Arkansas Democrat-Gazette

White House bunglers remain employed

- EZRA KLEIN

When the Obama administra­tion realized that healthcare.gov was fundamenta­lly broken rather than merely glitchy, aides called former management consultant Jeff Zients to fix it. This week, he was replaced by Kurt DelBene.

When the White House realized restive congressio­nal Democrats posed a serious threat to the healthcare law’s future, the president recalled Phil Schiliro, the White House’s first director of legislativ­e affairs, to safeguard it.

When President Barack Obama realized maybe this whole second-term thing wasn’t going that well, he called in John Podesta, who had served as President Bill Clinton’s chief of staff, to fill a vague year-long “counselor” role to help right it.

Obama clearly decided that the people nominally in charge of his signature legislativ­e achievemen­t weren’t up to their jobs. The rescue effort wasn’t led by Kathleen Sebelius, secretary of Health and Human Services (HHS), or Marilynn Tavenner, head of the Centers for Medicare & Medicaid Services (CMS). The legislativ­e outreach isn’t being managed by Rob Nabors, the White House’s former director of legislativ­e affairs who is now a deputy chief of staff, or by Miguel Rodriguez, the current director of legislativ­e affairs.

All of which raises a question: If these people aren’t up to the most important tasks of Obama’s second term, why haven’t they been fired and replaced by people who are?

Though the health insurance website is working vastly better today than it was two months ago, the debut of healthcare.gov was a genuine disaster. Specifical­ly, it was a management disaster.

The CMS IT department botched its job as systems integrator for healthcare.gov. The management of CMS botched the job of recognizin­g the CMS IT department was botching its job. The management of HHS botched the job of recognizin­g that the management of CMS was botching the job of recognizin­g that the CMS IT department was botching its job. The management of the White House botched the job of recognizin­g that the management of HHS was botching its job, and so on.

It wasn’t just the technical challenges of healthcare.gov that the administra­tion managed poorly. The White House was completely unprepared for the furor over canceled insurance plans; that’s a political problem that Sebelius, a former insurance regulator, should’ve seen coming.

The failures extend beyond the health-care rollout. Obama wanted to nominate Lawrence Summers as chairman of the Federal Reserve Bank—or at

least wanted the option to do so. But the legislativ­e affairs team failed to muffle dissension among Democrats on the Senate Banking Committee (in fact, it seemed like they failed to even try). Similarly, Obama wanted congressio­nal authorizat­ion to strike Syria. But he was on track to lose a vote until a bout of seemingly extemporan­eous diplomacy by Secretary of State John Kerry provided an exit via trapdoor.

Somewhere in this chain of colossal, consequent­ial screwups, there are surely a few people who deserve to be fired.

The White House tends to dismiss such criticism. Obama aides pride themselves on rising above it, viewing calls for that kind of action as politicall­y motivated or, when proffered by administra­tion allies, derived from a crude desire for retributio­n. There might at times be truth to that. But firing and replacing underperfo­rming staff is also a key element of effective management.

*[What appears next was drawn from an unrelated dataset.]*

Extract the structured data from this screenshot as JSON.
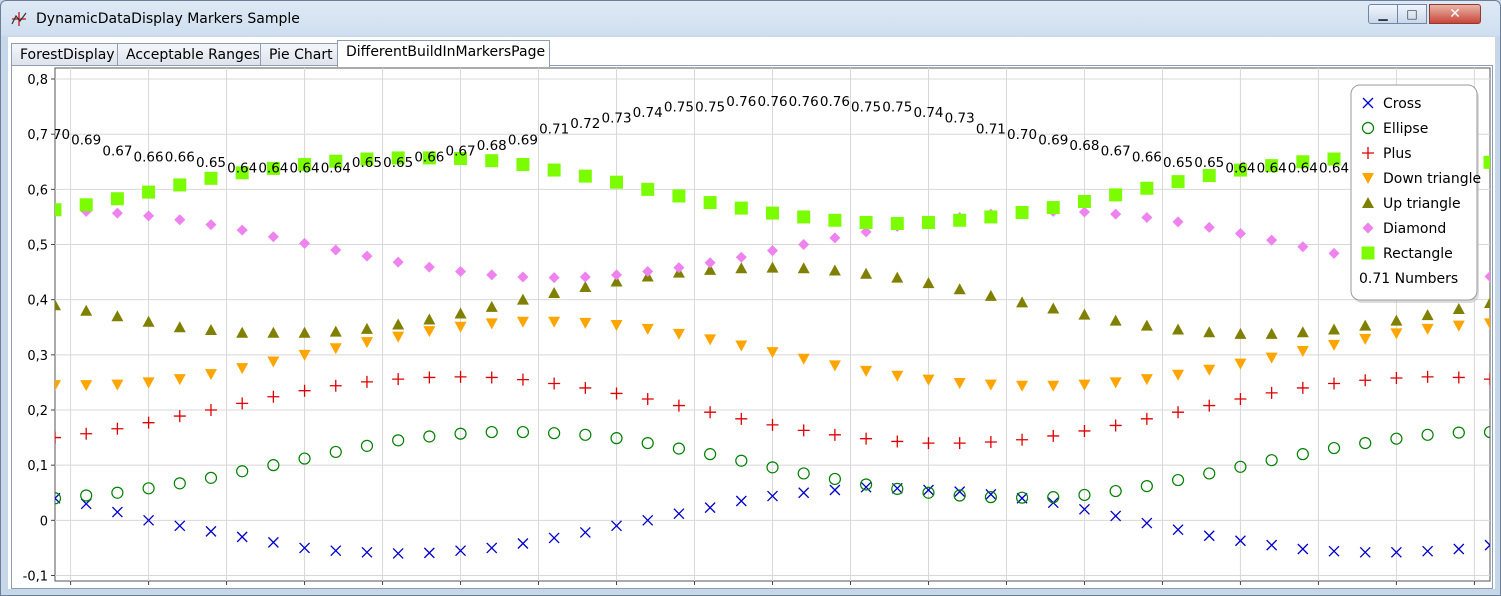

Of late, the president has shown a worrying preference for ad hoc, patchwork solutions. The White House recognizes that its health-care law hasn’t been well executed. That’s why it has been throwing new staff at the problem. But the new arrangemen­ts are temporary. “From a management perspectiv­e, keeping people in place and then layering more people over them does not solve your management problems,” said Elaine Kamarck, founder of the Brookings Institutio­n’s Center for Effective Public Management. “It just makes things

more confusing.”

Take Zients, the guy who appears to have pulled off the rescue of healthcare.gov. He would seem to be an obvious choice to manage the project going forward, perhaps by taking over HHS or CMS. Instead, he’s expected to replace Gene Sperling in January as head of the National Economics Council. For now, the same people who botched the Patient Protection and Affordable Care Act are—in theory, at least—continuing to run it.

One White House excuse for keeping people in place was the difficulty of the Senate confirmati­on process. With Republican­s filibuster­ing most confirmati­ons, a 60-vote supermajor­ity was required to fill politicall­y sensitive jobs. Under those rules, firing someone didn’t mean you could replace them with a better candidate. It meant risking that the position would go unfilled. Before Tavenner took over CMS, the agency hadn’t had a confirmed director in more than seven years.

In November, Senate Democrats eliminated the filibuster against executive branch nominees. To win its nominees’ confirmati­on the White House now needs only a majority—51 votes—a number Senate Majority Leader Harry Reid can easily deliver. Obama now has a far freer hand with which to staff the executive branch. The question is whether he wants to use it.

It’s possible the White House is waiting until the health-care law is stabilized before seriously reassessin­g personnel. But at some point, Obama needs to recognize that temporary staffing and stopgap solutions are insufficie­nt. His second term, so far, has been broken rather than simply glitchy. He needs to fix it.